El Mester de Juglaria (The Ministry of Jongleury)
The Ministry of Jongleury was the post of the “juglares” (jongleurs) in the Middle Ages. They travelled to towns and cities singing about deeds carried out by local heroes who fought against enemies of the kingdom.
In the beginning they reported news of events that took place in neighboring villages. They then adopted them to rhyme to make them easier to remember. In this way the ballads and epic songs were born.
Ballads which seem to make up part of the longer epic poems have also been found, which the jongleurs had shortened so that they didn´t bore the audience with events that had happened a long time ago, and which were no longer considered as news but simply a form of entertainment. The length of the poems also forced them to shorten them. The ballad is a poem with octosyllabic verses, with rhyming pairs that are complied unevenly. They dealt with a variety of themes: lovers and knights to name just a few.
The Ballad: Ballads are poems that deal with a wide range of themes and vary in length, but whose common features are the octosyllabic lines and the assonant rhyming pairs. The ballad is closely related to the epic poem, which has sixteen syllables and a single rhyme pattern, and is divided into two hemistiches (half a poetic verse). The ballad adapted this division to create its two verses. The jongleurs can be considered as the creators of the ballads. They travelled from castle to castle bringing tales of warriors or singing about human love. We must remember that even well into the 17th century literature was not read alone at home but carried on via the oral tradition. Miguel de Cervantes himself assured us in Don Quixote that the genius nobleman went mad from this form of reading “del mucho leer y del poco dormir se le secó el cerebro” (lit: too much reading and too little sleep dries the brain out).
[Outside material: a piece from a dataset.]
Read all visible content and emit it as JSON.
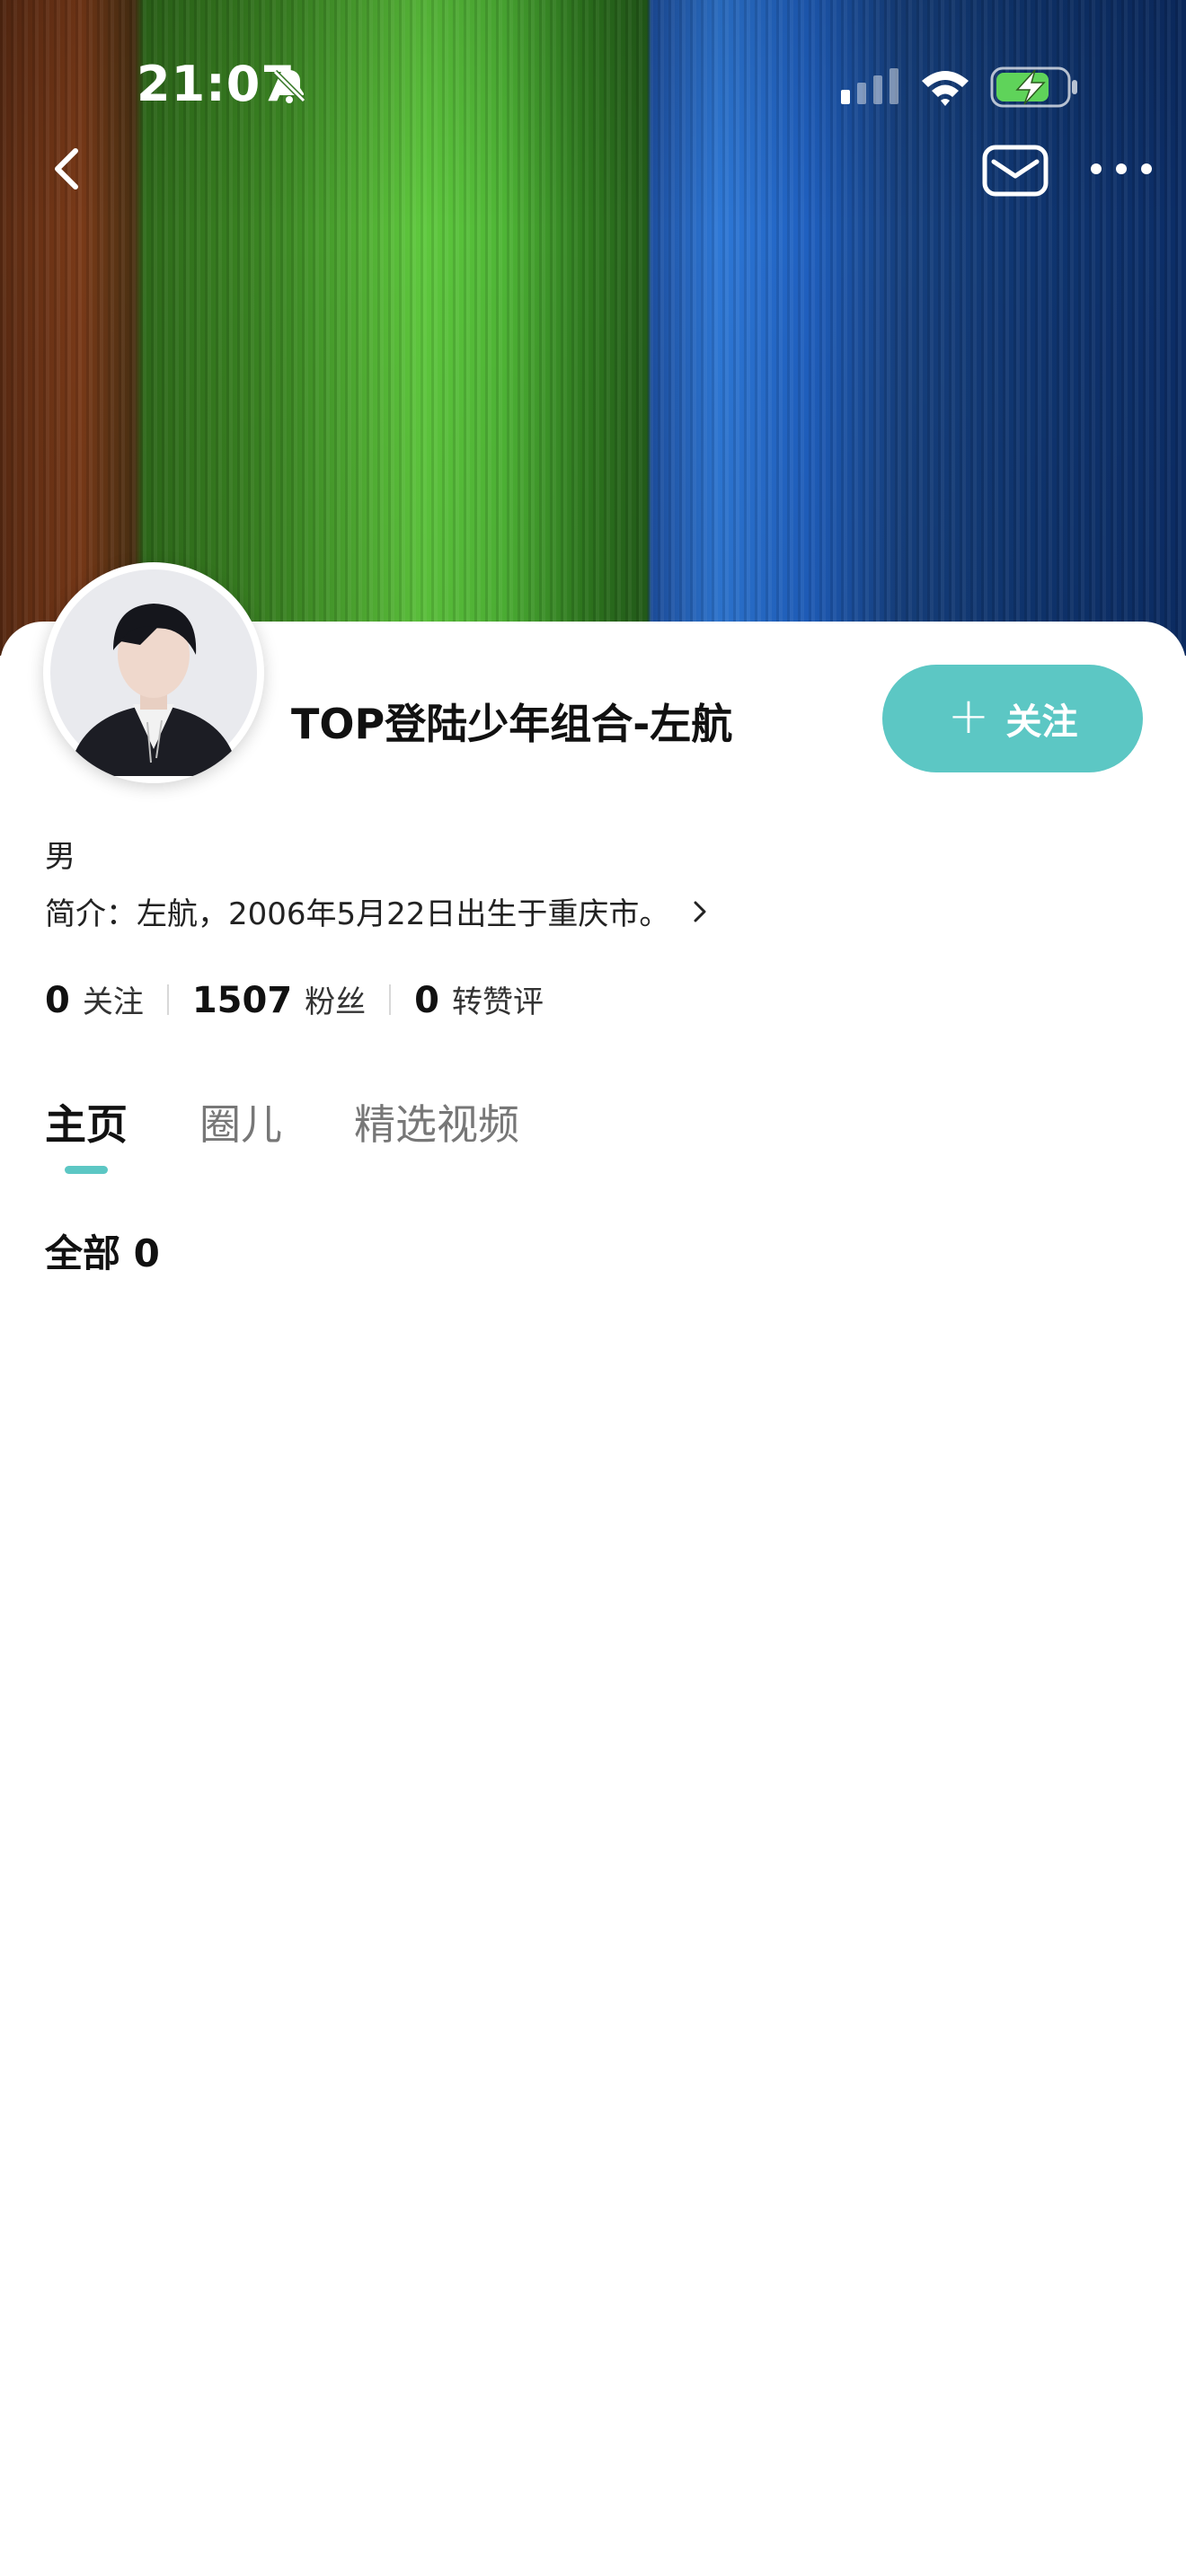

The ballads were not created by a single author but by the whole town, who recited and transformed them over and over again, until the educated authors decided to reunite them in the songs of the 16th century. This type of ballad that did not have its own author, or rather its author was the whole town itself, is known as a “Romancero Viejo” (Old Ballad). From the 17th century onwards the educated authors became interested in the popular structure of these ballads and began to write them according to these models. This gave way to the appearance of the “Romancero Nuevo” (New Ballad). These were ballads with a known author. The genre of the new ballad includes authors of the 20th century, even Lorca and Alberti wrote according to these structures.
But why were the ballads so popular? There are two main reasons: the themes and the syllabism (use of syllabic characters in writing). In terms of themes, the ballads dealt with topics that were interesting for the people of the town. The historic ballads brought news about the different battles against the Arabs, in which heroes were praised, converting the news into myths and encouraging the enrolment of new soldiers for the battles of the Reconquista (Spanish Reconquest). The love ballads produced hours of entertainment with their stories of almost unattainable love. There was also the “Ciclos Bretón” (lit: British series) which was stories about King Arthur and his knights, and the “Carolingio” that relayed the achievements of the court of Carlomagno, a model Christian European court for the Hispanic Kingdom.
The syllabism was also very seductive. The ballad used octosyllabic verses, with the stress on the last syllable. This was the most common type of meter in Spanish, which meant that the ballads sounded natural to the listener and made them easy to remember, or even change, when they were being recited. This is why so many different versions of the same ballad have reached us. The ballads also demonstrate a lack of enjambment (the continuation of a syntactic unit from one line or couplet of a poem to the next with no pause), but an abundance of repetitions and epithets which serve as mnemonic formulas.